Das Volk darf nicht begehren

Der Senat entscheidet heute über die Zulassung des Volksbegehrens gegen den Bankenskandal. Initiator Grottian: Alle Signale stehen auf Rot. Er will nun vor dem Landesverfassungsgericht klagen

VON RICHARD ROTHER

Dem Volksbegehren zum Bankenskandal wird ein Riegel vorgeschoben. Denn der rot-rote Senat will auf seiner heutigen Sitzung aller Voraussicht nach die Einleitung des Volksbegehrens ablehnen. „Alle Signale stehen im Moment auf Rot“, sagte gestern der FU-Professor und Mitinitiator des Volksbegehrens, Peter Grottian. Dies habe er aus Senats- und Fraktionskreisen erfahren. Grottian kündigte an, im Fall einer negativen Entscheidung des Senats den Landesverfassungsgerichtshof anzurufen. „Das ist unausweichlich.“

Die Innenverwaltung, die eine Vorlage für den Senat erstellt hat, bestätigte gestern, dass das Volksbegehren heute auf der Tagesordnung des Senats stehe. Zum Inhalt wolle man sich aber nicht äußern, so ein Behördensprecher.

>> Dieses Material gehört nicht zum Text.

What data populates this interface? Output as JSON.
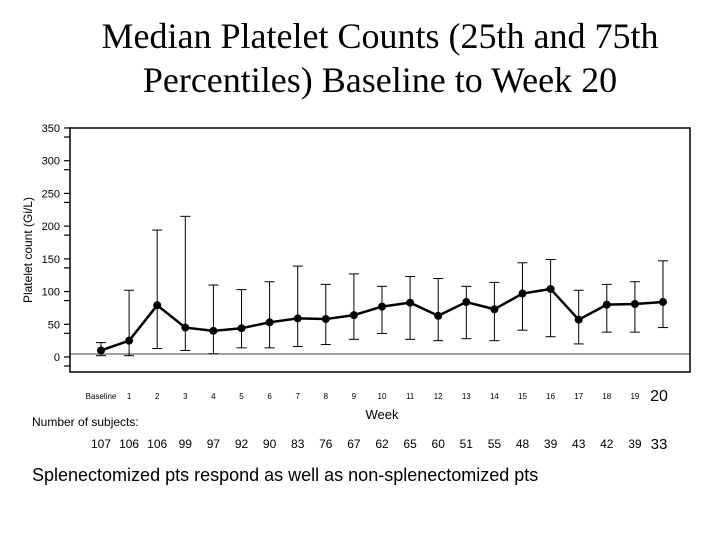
{
  "title_line1": "Median Platelet Counts (25th and 75th",
  "title_line2": "Percentiles) Baseline to Week 20",
  "subjects_label": "Number of subjects:",
  "footer": "Splenectomized pts respond as well as non-splenectomized pts",
  "chart_data": {
    "type": "line",
    "xlabel": "Week",
    "ylabel": "Platelet count (Gi/L)",
    "ylim": [
      0,
      350
    ],
    "yticks": [
      0,
      50,
      100,
      150,
      200,
      250,
      300,
      350
    ],
    "categories": [
      "Baseline",
      "1",
      "2",
      "3",
      "4",
      "5",
      "6",
      "7",
      "8",
      "9",
      "10",
      "11",
      "12",
      "13",
      "14",
      "15",
      "16",
      "17",
      "18",
      "19",
      "20"
    ],
    "median": [
      10,
      25,
      79,
      45,
      40,
      44,
      53,
      59,
      58,
      64,
      77,
      83,
      63,
      84,
      73,
      97,
      104,
      57,
      80,
      81,
      84
    ],
    "p25": [
      2,
      2,
      13,
      10,
      5,
      14,
      14,
      16,
      19,
      27,
      36,
      27,
      25,
      28,
      25,
      41,
      31,
      20,
      38,
      38,
      45
    ],
    "p75": [
      22,
      102,
      194,
      215,
      110,
      103,
      115,
      139,
      111,
      127,
      108,
      123,
      120,
      108,
      114,
      144,
      149,
      102,
      111,
      115,
      147
    ],
    "subjects": [
      "107",
      "106",
      "106",
      "99",
      "97",
      "92",
      "90",
      "83",
      "76",
      "67",
      "62",
      "65",
      "60",
      "51",
      "55",
      "48",
      "39",
      "43",
      "42",
      "39",
      "33"
    ]
  }
}
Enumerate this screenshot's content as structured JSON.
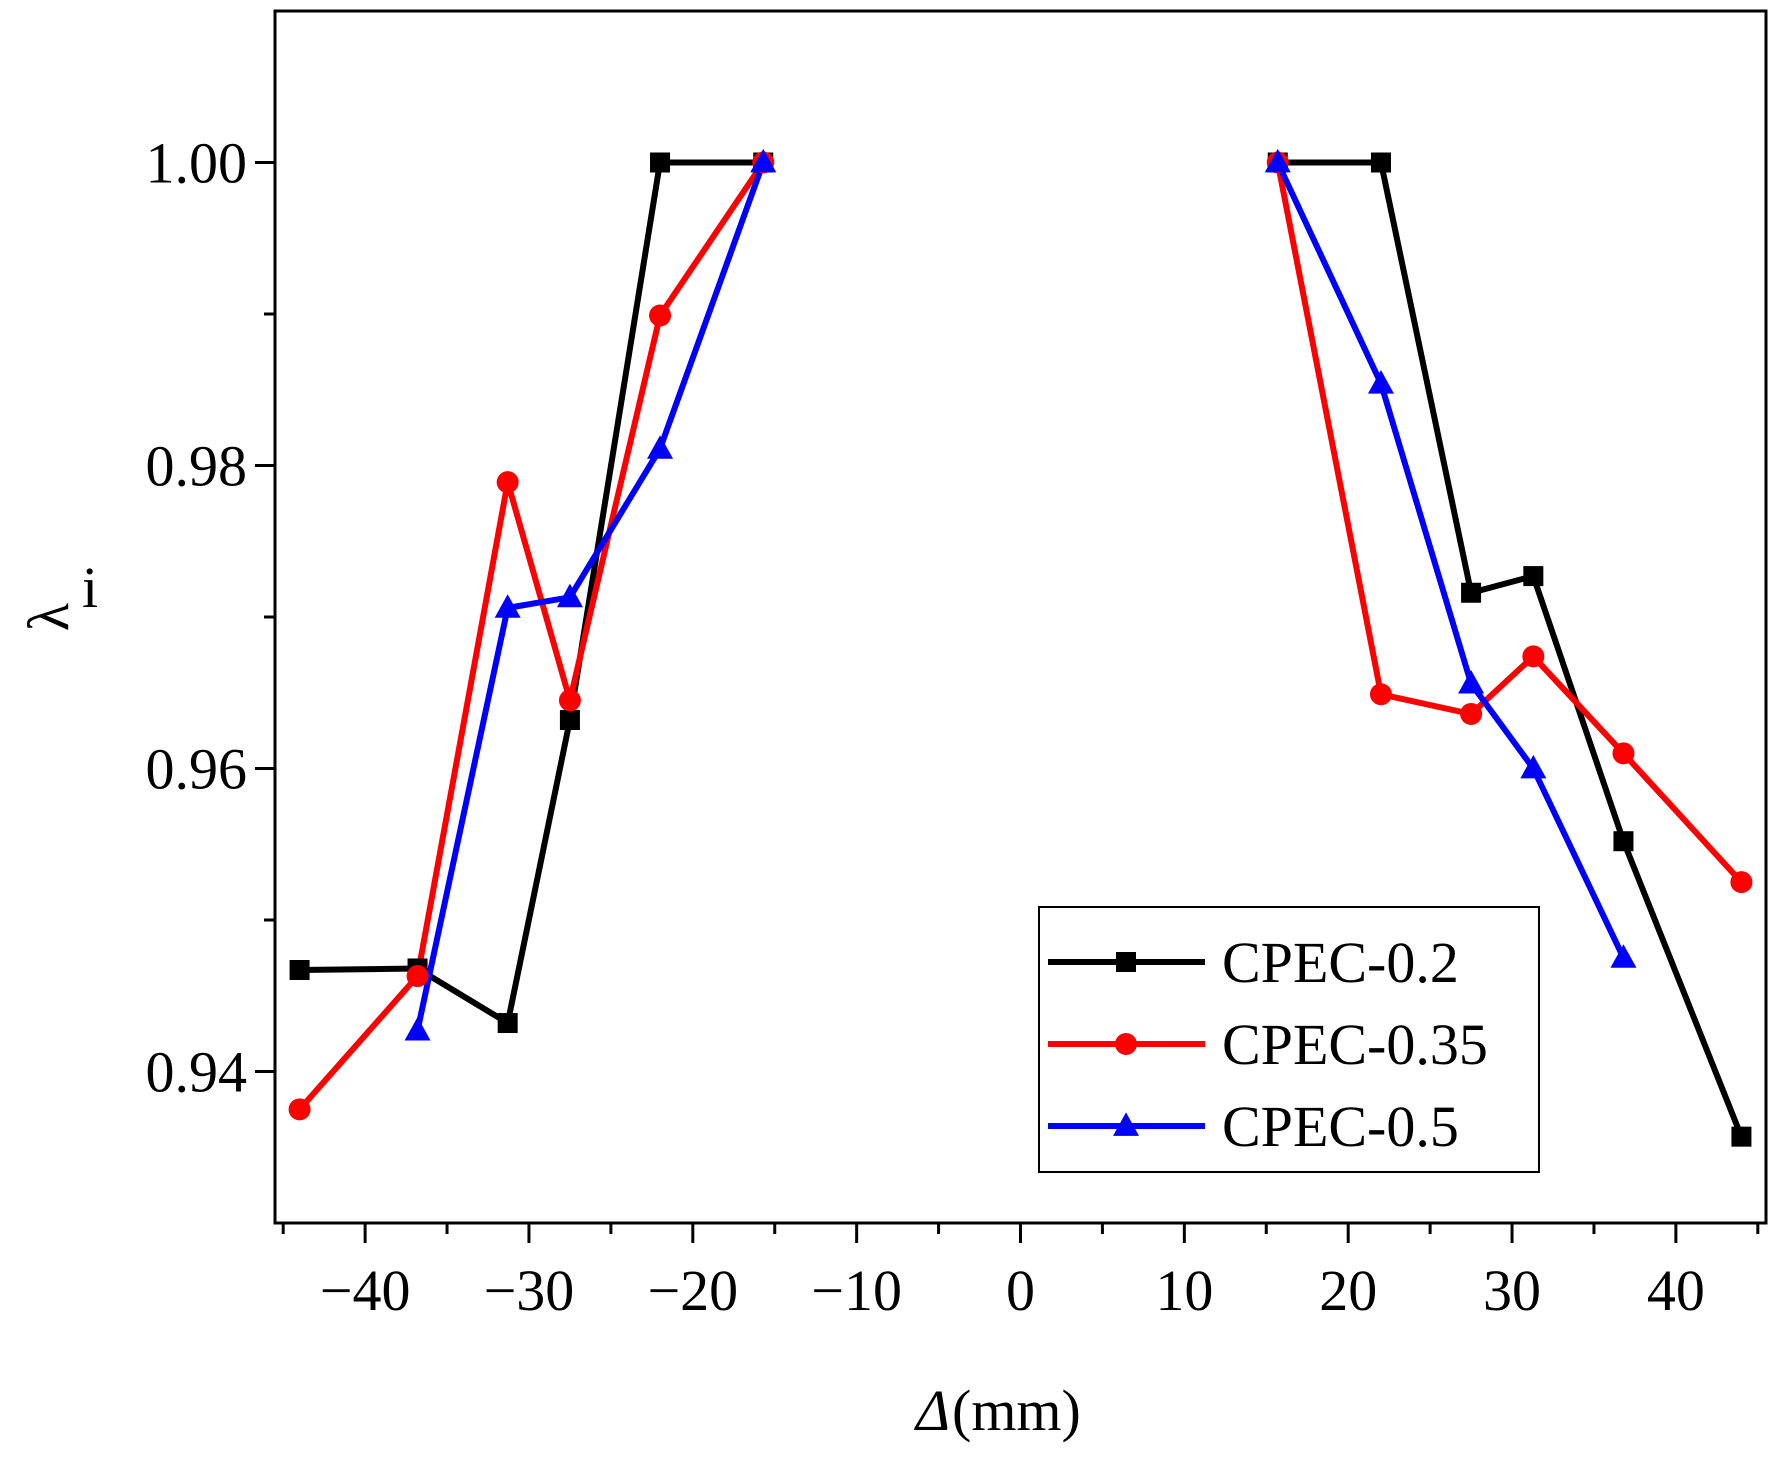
{
  "chart_data": {
    "type": "line",
    "title": "",
    "xlabel": "Δ",
    "xlabel_unit": "(mm)",
    "ylabel": "λ",
    "ylabel_subscript": "i",
    "xlim": [
      -45.5,
      45.5
    ],
    "ylim": [
      0.93,
      1.01
    ],
    "x_ticks": [
      -40,
      -30,
      -20,
      -10,
      0,
      10,
      20,
      30,
      40
    ],
    "x_tick_labels": [
      "−40",
      "−30",
      "−20",
      "−10",
      "0",
      "10",
      "20",
      "30",
      "40"
    ],
    "x_minor_ticks": [
      -45,
      -35,
      -25,
      -15,
      -5,
      5,
      15,
      25,
      35,
      45
    ],
    "y_ticks": [
      0.94,
      0.96,
      0.98,
      1.0
    ],
    "y_tick_labels": [
      "0.94",
      "0.96",
      "0.98",
      "1.00"
    ],
    "y_minor_ticks": [
      0.95,
      0.97,
      0.99
    ],
    "grid": false,
    "legend_position": "bottom-right",
    "series": [
      {
        "name": "CPEC-0.2",
        "color": "#000000",
        "marker": "square",
        "segments": [
          [
            [
              -44.0,
              0.9467
            ],
            [
              -36.8,
              0.9468
            ],
            [
              -31.3,
              0.9432
            ],
            [
              -27.5,
              0.9632
            ],
            [
              -22.0,
              1.0
            ],
            [
              -15.7,
              1.0
            ]
          ],
          [
            [
              15.7,
              1.0
            ],
            [
              22.0,
              1.0
            ],
            [
              27.5,
              0.9716
            ],
            [
              31.3,
              0.9727
            ],
            [
              36.8,
              0.9552
            ],
            [
              44.0,
              0.9357
            ]
          ]
        ]
      },
      {
        "name": "CPEC-0.35",
        "color": "#ff0000",
        "marker": "circle",
        "segments": [
          [
            [
              -44.0,
              0.9375
            ],
            [
              -36.8,
              0.9463
            ],
            [
              -31.3,
              0.9789
            ],
            [
              -27.5,
              0.9645
            ],
            [
              -22.0,
              0.9899
            ],
            [
              -15.7,
              1.0
            ]
          ],
          [
            [
              15.7,
              1.0
            ],
            [
              22.0,
              0.9649
            ],
            [
              27.5,
              0.9636
            ],
            [
              31.3,
              0.9674
            ],
            [
              36.8,
              0.961
            ],
            [
              44.0,
              0.9525
            ]
          ]
        ]
      },
      {
        "name": "CPEC-0.5",
        "color": "#0000ff",
        "marker": "triangle",
        "segments": [
          [
            [
              -36.8,
              0.9427
            ],
            [
              -31.3,
              0.9706
            ],
            [
              -27.5,
              0.9713
            ],
            [
              -22.0,
              0.9811
            ],
            [
              -15.7,
              1.0
            ]
          ],
          [
            [
              15.7,
              1.0
            ],
            [
              22.0,
              0.9854
            ],
            [
              27.5,
              0.9656
            ],
            [
              31.3,
              0.96
            ],
            [
              36.8,
              0.9475
            ]
          ]
        ]
      }
    ]
  }
}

Laut Landesverfassung ist ein Volksentscheid zu Haushaltsfragen nicht zulässig. Damit zu argumentieren sei aber nicht stichhaltig, sagt Grottian. „Damit erklärt man engagierte Bürger für unmündige Kinder.“ Die Regelung, nach der Finanzthemen für Volksbegehren tabu sind, sei zutiefst undemokratisch. Zudem habe die Bürgerinitiative, die für das Volksbegehren mobilisierte, nicht das Ziel, durch das Volksbegehren mehr Geld zugunsten der Bürger zu bekommen. Im Gegenteil, es gehe jetzt darum, Geld, das für die Folgen des Bankenskandals aufgewendet werde, für den Haushalt zurückzugewinnen.

Die Initiative „Berliner Bankenskandal“ hatte Innensenator Ehrhart Körting (SPD) am 2. Januar rund 37.000 Unterschriften Berliner Bürger übergeben. Damit sollte ein Volksbegehren in Gang gesetzt werden, das die Rücknahme der so genannten Risikoabschirmung für Immobilienfonds der Bankgesellschaft und letztlich die Abwicklung des mehrheitlich landeseigenen Bankkonzerns zum Ziel hatte.

Dafür waren in einem ersten Schritt 25.000 gültige Unterschriften notwendig gewesen. Diese hatte die Initiative in der zweiten Hälfte des vergangenen Jahres gesammelt, die Studentenproteste waren ihr dabei mobilisierend zu Hilfe gekommen.

Mit der Risikoabschirmung bürgt das Land Berlin für Verluste aus Alt-Immobilienfonds der Bankgesellschaft in Höhe von bis zu 21,6 Milliarden Euro. Jährlich werden dafür rund 300 Millionen Euro in den Haushalt eingestellt. Unklar ist, wie viel Geld in den nächsten 30 Jahren tatsächlich für die Risikoabschirmung, von der in erster Linie die Fondsanleger profitieren, ausgegeben werden muss. Die Schätzungen reichen von zwei bis acht Milliarden Euro.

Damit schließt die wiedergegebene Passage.